« Méga-bassines » : réparer la fracture hydraulique
Les retenues d’eau pour l’irrigation, rebaptisés « méga-bassines » par leurs opposants, sèment un vent de contestation dont le conflit de Sainte-Soline semble être le point d’acmé. Planifiés en masse dans l’ex-région Poitou-Charentes (Deux-Sèvres, Vienne, Charente-Maritime), ces projets portés de longue date par les irrigants font l’objet de critiques virulentes, largement reprises à leur compte par les médias.
Cette crise est révélatrice de la politique laborieuse de l’État pour adapter nos usages, notamment l’agriculture, au changement climatique. Elle pose surtout la question plus fondamentale de la méthode permettant d’ajuster les besoins anthropiques à l’évolution de la ressource disponible.

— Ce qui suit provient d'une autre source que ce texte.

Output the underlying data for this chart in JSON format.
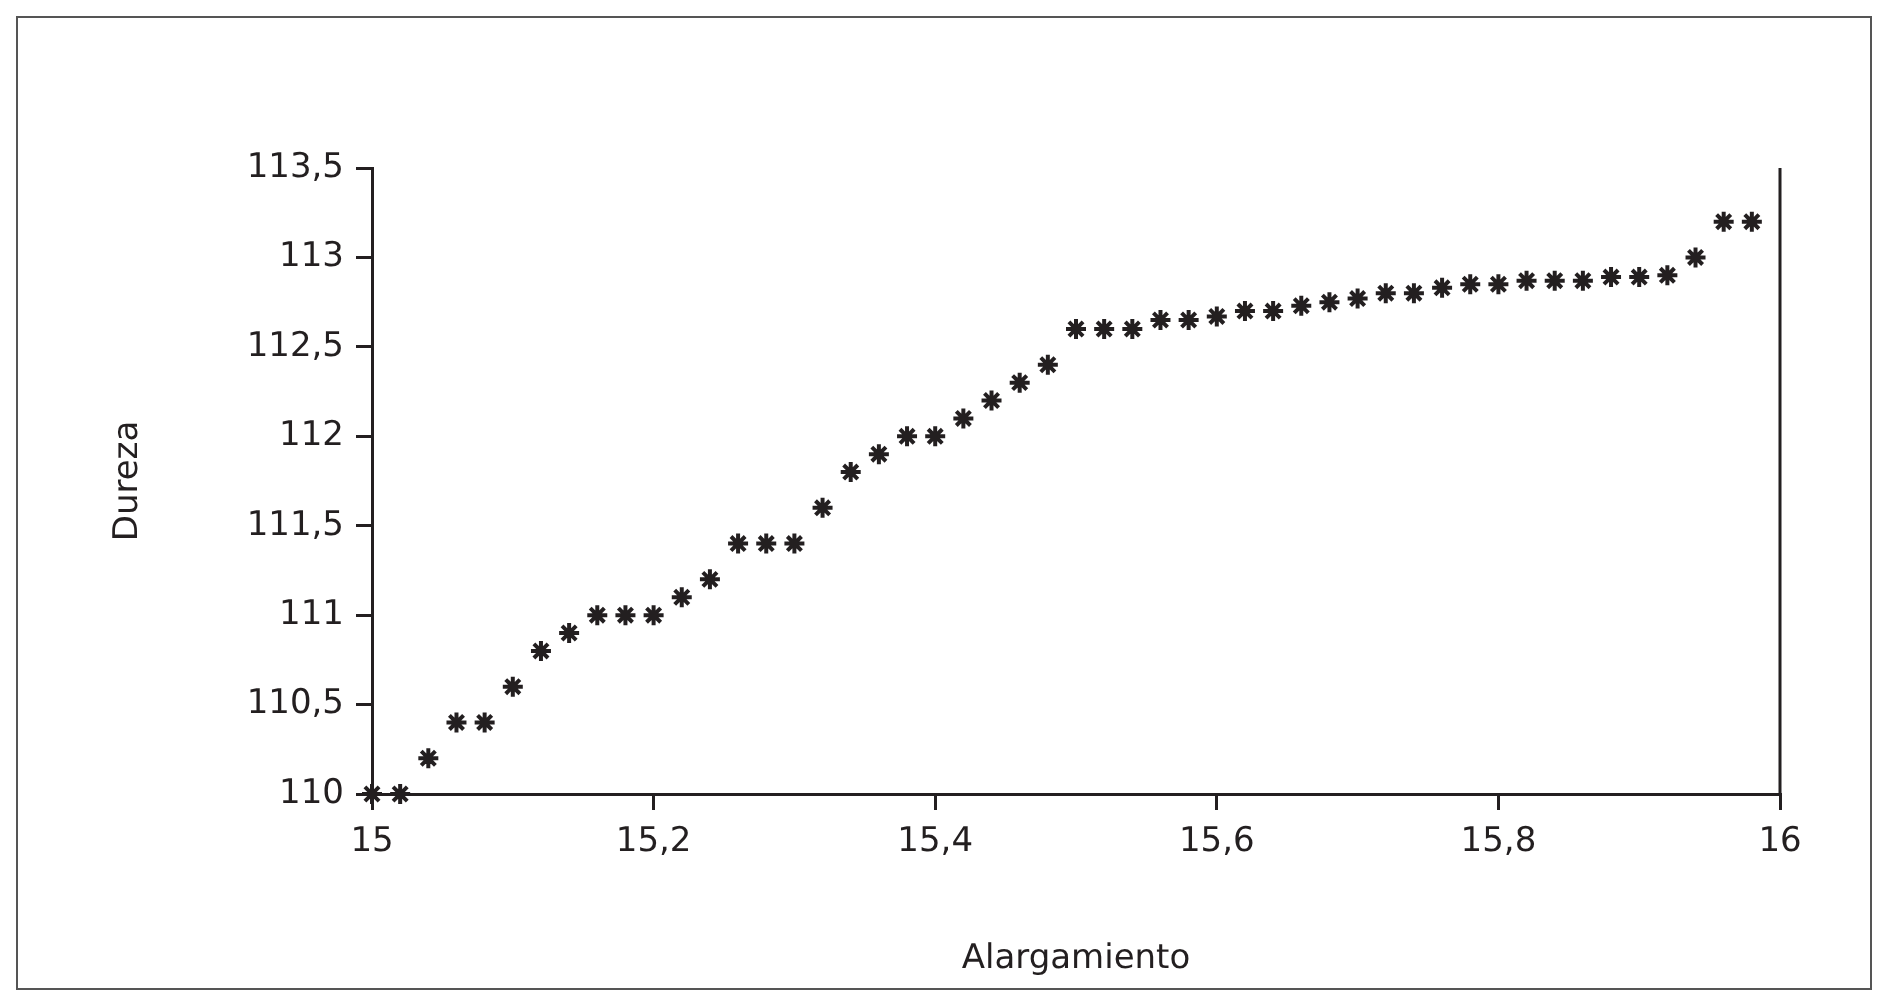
{
  "chart_data": {
    "type": "scatter",
    "xlabel": "Alargamiento",
    "ylabel": "Dureza",
    "marker": "cross",
    "grid": false,
    "legend": false,
    "xlim": [
      15,
      16
    ],
    "xticks": [
      15,
      {
        "value": 15.2,
        "label": "15,2"
      },
      {
        "value": 15.4,
        "label": "15,4"
      },
      {
        "value": 15.6,
        "label": "15,6"
      },
      {
        "value": 15.8,
        "label": "15,8"
      },
      16
    ],
    "ylim": [
      110,
      113.5
    ],
    "yticks": [
      110,
      {
        "value": 110.5,
        "label": "110,5"
      },
      111,
      {
        "value": 111.5,
        "label": "111,5"
      },
      112,
      {
        "value": 112.5,
        "label": "112,5"
      },
      113,
      {
        "value": 113.5,
        "label": "113,5"
      }
    ],
    "series": [
      {
        "color": "#231f20",
        "x": [
          15,
          15.02,
          15.04,
          15.06,
          15.08,
          15.1,
          15.12,
          15.14,
          15.16,
          15.18,
          15.2,
          15.22,
          15.24,
          15.26,
          15.28,
          15.3,
          15.32,
          15.34,
          15.36,
          15.38,
          15.4,
          15.42,
          15.44,
          15.46,
          15.48,
          15.5,
          15.52,
          15.54,
          15.56,
          15.58,
          15.6,
          15.62,
          15.64,
          15.66,
          15.68,
          15.7,
          15.72,
          15.74,
          15.76,
          15.78,
          15.8,
          15.82,
          15.84,
          15.86,
          15.88,
          15.9,
          15.92,
          15.94,
          15.96,
          15.98
        ],
        "values": [
          110,
          110,
          110.2,
          110.4,
          110.4,
          110.6,
          110.8,
          110.9,
          111,
          111,
          111,
          111.1,
          111.2,
          111.4,
          111.4,
          111.4,
          111.6,
          111.8,
          111.9,
          112,
          112,
          112.1,
          112.2,
          112.3,
          112.4,
          112.6,
          112.6,
          112.6,
          112.65,
          112.65,
          112.67,
          112.7,
          112.7,
          112.73,
          112.75,
          112.77,
          112.8,
          112.8,
          112.83,
          112.85,
          112.85,
          112.87,
          112.87,
          112.87,
          112.89,
          112.89,
          112.9,
          113,
          113.2,
          113.2
        ]
      }
    ]
  }
}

Derrière la guerre de l’eau, celle des idées
Les soubassements du conflit sont profonds. Ils opposent deux visions tranchées, hélas imperméables, de l’agriculture et de la gestion de l’eau. La profession agricole majoritaire, qui se fait étonnamment discrète sur les ondes, défend une politique de l’offre d’eau reposant sur la création de nouvelles ressources artificielles pour pallier celles qui « naturellement » s’effondrent. Elle prêche pour une substitution des prélèvements estivaux par des captures hivernales en principe moins nocives pour le milieu car mieux loti. La profession rechigne en revanche à modifier ses pratiques autrement qu’à la marge, au nom de la sempiternelle liberté d’entreprendre et de la compétitivité des fermes françaises.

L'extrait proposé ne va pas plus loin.